Scrubbing In: Thursdays at 10 Eastern Time on MTV
With the explosion in reality television across all segments of the cable spectrum (with ironically enough the worst offenders having once been cable’s bastion of high-culture television), it’s pretty interesting to see how networks brand their reality television. For example, E! focuses predominantly on psuedo-celebrity, whether it’s Kim Kardashian or WWE divas. Bravo tends to have cartoonish and morally repugnant caricatures of shallow rich people. At the other end of the spectrum, A+E takes glee at mining comedy out of society’s lower classes with shows like Duck Dynasty, while Discovery takes its’ reality content deadly serious. Oddly enough however, MTV (whose The Real World basically originated the formula) seems to often have a more schizophrenic take on the genre, flipping between super serious (early Real World, Kesha My Beautiful Crazy Life) and completely ridiculous (later Real World and pretty much anything from the Jackass and Jersey Shore trees).
It’s from that perspective that MTV brings us its’ newest occupant of the 10 spot in Scrubbing In. Scrubbing In follows nine young nurses doing a short stint at a hospital in Orange County. Dropped into new circumstances and from all across the country, our young traveling nurses must deal with navigating a new city, disrupted lives, and a hospital in need in what seems MTV would probably pitch as a mix of The Real World and Grey’s Anatomy.
Like many workplace reality shows, Scrubbing In could have taken one of two paths: It could either be a show about nurses who happen to be drunk millenials, or it could be a show about drunk millenials that by extremely contrived circumstances happen to be traveling nurses. It’s pretty clear throughout the first half hour that this show is clearly the latter, and it’s truly a shame as there could be some deep and very real drama within the walls of the hospital (the sort of drama that drove a show like Scrubs).
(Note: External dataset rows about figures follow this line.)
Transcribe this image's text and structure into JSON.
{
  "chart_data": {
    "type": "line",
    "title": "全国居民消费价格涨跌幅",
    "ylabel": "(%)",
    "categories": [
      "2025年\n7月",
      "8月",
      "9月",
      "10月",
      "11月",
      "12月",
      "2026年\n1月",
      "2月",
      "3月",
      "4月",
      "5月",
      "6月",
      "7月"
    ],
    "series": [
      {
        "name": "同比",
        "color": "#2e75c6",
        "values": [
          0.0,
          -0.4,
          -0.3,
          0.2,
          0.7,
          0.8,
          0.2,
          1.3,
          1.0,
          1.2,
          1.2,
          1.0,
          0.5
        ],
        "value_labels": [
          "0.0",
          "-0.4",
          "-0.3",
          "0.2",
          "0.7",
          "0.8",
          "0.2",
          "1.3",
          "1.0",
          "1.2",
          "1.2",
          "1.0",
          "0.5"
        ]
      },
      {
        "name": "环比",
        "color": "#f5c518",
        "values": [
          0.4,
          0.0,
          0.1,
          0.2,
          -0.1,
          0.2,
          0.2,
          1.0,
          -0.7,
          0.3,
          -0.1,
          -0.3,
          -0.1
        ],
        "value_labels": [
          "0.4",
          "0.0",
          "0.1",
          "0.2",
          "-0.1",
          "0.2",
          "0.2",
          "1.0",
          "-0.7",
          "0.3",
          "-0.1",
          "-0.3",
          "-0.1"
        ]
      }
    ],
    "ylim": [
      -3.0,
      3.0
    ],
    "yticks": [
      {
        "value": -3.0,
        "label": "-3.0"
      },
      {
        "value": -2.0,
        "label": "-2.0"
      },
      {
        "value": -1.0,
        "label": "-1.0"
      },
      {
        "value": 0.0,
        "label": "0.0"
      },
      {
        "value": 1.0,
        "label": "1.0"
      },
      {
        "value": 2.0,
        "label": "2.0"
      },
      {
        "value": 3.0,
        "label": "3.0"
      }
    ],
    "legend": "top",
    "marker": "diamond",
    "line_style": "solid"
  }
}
Instead what the show pushes for is to become some sort of Nursey Shore (sorry guys, I couldn’t resist on that one). The first half hour in particular tends to over focus on the sort of matters that appear in every other MTV reality show ever (petty squabbles, tons of booze, minimum two club scenes a show). Even the drama that occurs at work (Heather’s licensing issues, Tyrice and Chris’s spat over Chris trying to defend himself at the office) tends to fit squarely into this box. The end result is a soul sucking experience that feels like its’ been done before (and better).
This whole scenario would play off much better if our initial cast was likable. To the contrary, we instead get half the cast lumped off into an amorphous faceless mass seemingly more focused on bedroom matters than anything else (collectively referred to as the Pittsburgh girls), with the one outsider on the female half of the cast willing to snap at a moment’s notice (Tyrice). The guys aren’t much better, as Chris is played off as someone who will hit on everyone that moves and slightly two-faced, Adrian is played off as paralyzed in thought and incapable of taking decisive action in his personal life, and Fernando (who for now is this show’s de facto Vinny) never gets to register in any meaningful fashion.
The Final Verdict: If Scrubbing In represents the future of American health care, than I pray that I don’t ever get sick. Instead of getting any real drama derived from a potentially interesting hook, we instead get a pedestrian Jersey Shore clone without any of the personality that made that show entertaining. Skip this one and just give it a couple of months before MTV goes into season 90 of The Real World because it’s a mess, and a boring one at that.